ViXS is headquartered in Toronto, Canada with offices in Europe, Asia and North America. VIXS™, the ViXS® logo, XCode®, XCodePro™, XConnex™ and Xtensiv™ are trademarks and/or registered trademarks of ViXS. Other trademarks are the property of their respective owners. For more information on ViXS, visit our website: www.vixs.com.

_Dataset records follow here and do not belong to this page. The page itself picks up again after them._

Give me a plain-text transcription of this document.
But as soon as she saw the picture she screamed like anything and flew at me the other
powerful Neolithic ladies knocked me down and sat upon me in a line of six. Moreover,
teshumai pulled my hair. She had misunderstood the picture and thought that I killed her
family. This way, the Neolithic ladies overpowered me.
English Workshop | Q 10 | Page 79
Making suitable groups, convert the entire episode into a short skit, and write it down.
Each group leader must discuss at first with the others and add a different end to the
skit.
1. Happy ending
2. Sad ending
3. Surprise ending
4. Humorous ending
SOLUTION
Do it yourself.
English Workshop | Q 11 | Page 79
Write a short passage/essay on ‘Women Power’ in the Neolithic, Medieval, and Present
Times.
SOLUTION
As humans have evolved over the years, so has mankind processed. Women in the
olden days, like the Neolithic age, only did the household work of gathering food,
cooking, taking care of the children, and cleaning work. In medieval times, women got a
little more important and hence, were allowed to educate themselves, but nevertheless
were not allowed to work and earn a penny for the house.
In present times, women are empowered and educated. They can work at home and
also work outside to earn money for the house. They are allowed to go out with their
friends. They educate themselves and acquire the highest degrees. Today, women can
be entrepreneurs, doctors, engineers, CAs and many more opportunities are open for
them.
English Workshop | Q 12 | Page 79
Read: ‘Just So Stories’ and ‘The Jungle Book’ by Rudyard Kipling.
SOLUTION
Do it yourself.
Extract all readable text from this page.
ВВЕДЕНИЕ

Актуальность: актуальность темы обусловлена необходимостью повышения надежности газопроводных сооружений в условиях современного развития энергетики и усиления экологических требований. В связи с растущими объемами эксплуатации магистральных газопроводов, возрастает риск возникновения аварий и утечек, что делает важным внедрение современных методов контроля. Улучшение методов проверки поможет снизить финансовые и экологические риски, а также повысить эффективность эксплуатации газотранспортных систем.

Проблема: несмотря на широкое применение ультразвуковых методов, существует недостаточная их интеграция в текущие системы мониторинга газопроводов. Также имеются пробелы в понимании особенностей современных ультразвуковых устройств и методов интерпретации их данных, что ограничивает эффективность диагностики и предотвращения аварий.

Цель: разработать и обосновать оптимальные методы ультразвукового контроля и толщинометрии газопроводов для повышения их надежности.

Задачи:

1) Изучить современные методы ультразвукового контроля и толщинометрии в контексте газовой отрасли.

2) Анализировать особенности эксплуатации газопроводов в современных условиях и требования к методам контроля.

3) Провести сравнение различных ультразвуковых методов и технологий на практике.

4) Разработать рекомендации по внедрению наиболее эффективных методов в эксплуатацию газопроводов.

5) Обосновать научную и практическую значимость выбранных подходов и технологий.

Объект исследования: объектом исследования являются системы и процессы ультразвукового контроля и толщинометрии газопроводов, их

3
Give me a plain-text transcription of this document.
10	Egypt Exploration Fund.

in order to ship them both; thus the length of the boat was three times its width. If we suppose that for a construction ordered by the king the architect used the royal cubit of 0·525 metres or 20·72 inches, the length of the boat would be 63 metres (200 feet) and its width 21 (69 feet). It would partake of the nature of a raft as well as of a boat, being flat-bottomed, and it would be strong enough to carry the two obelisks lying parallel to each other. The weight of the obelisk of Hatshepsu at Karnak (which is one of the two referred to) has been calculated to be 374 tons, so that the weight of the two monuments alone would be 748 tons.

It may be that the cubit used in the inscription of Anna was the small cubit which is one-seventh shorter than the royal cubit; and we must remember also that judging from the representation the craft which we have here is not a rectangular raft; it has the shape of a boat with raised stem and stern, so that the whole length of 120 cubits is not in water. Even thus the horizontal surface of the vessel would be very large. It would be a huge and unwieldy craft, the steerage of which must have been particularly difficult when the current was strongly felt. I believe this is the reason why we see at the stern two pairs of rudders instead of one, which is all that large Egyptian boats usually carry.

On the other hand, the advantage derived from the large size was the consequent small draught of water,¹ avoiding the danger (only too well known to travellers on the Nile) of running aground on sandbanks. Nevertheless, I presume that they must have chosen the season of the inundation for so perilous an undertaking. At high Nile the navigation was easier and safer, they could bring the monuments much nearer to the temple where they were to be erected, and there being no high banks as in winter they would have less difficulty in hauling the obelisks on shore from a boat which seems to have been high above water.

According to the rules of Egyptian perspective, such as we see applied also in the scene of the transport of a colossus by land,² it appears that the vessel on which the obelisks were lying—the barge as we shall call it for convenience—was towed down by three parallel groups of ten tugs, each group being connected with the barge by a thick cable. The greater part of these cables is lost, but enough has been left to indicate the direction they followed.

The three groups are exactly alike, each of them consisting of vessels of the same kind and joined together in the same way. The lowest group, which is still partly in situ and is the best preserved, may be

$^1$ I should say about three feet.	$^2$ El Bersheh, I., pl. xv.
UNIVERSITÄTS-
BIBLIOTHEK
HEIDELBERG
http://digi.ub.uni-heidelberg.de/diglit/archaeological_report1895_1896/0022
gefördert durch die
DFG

Forward–Looking Statements in this press release that are not historical facts constitute “forward–looking statements” within the meaning of applicable securities laws. Such statements include, but are not limited to, statements regarding ViXS' projected revenues, gross margins, earnings, growth rates, the impact of new product design wins, market penetration and product plans. The use of terms such as “may,” “anticipated,” “expected,” “projected,” “targeting,” “estimate,” “intend” and similar terms are intended to assist in identification of these forward–looking statements. Readers are cautioned not to place undue reliance upon any such forward–looking statements. Such forward–looking statements are not promises or guarantees of future performance and involve both known and unknown risks and uncertainties that may cause ViXS' actual results to be materially different from historical results or from any results expressed or implied by such forward–looking statements.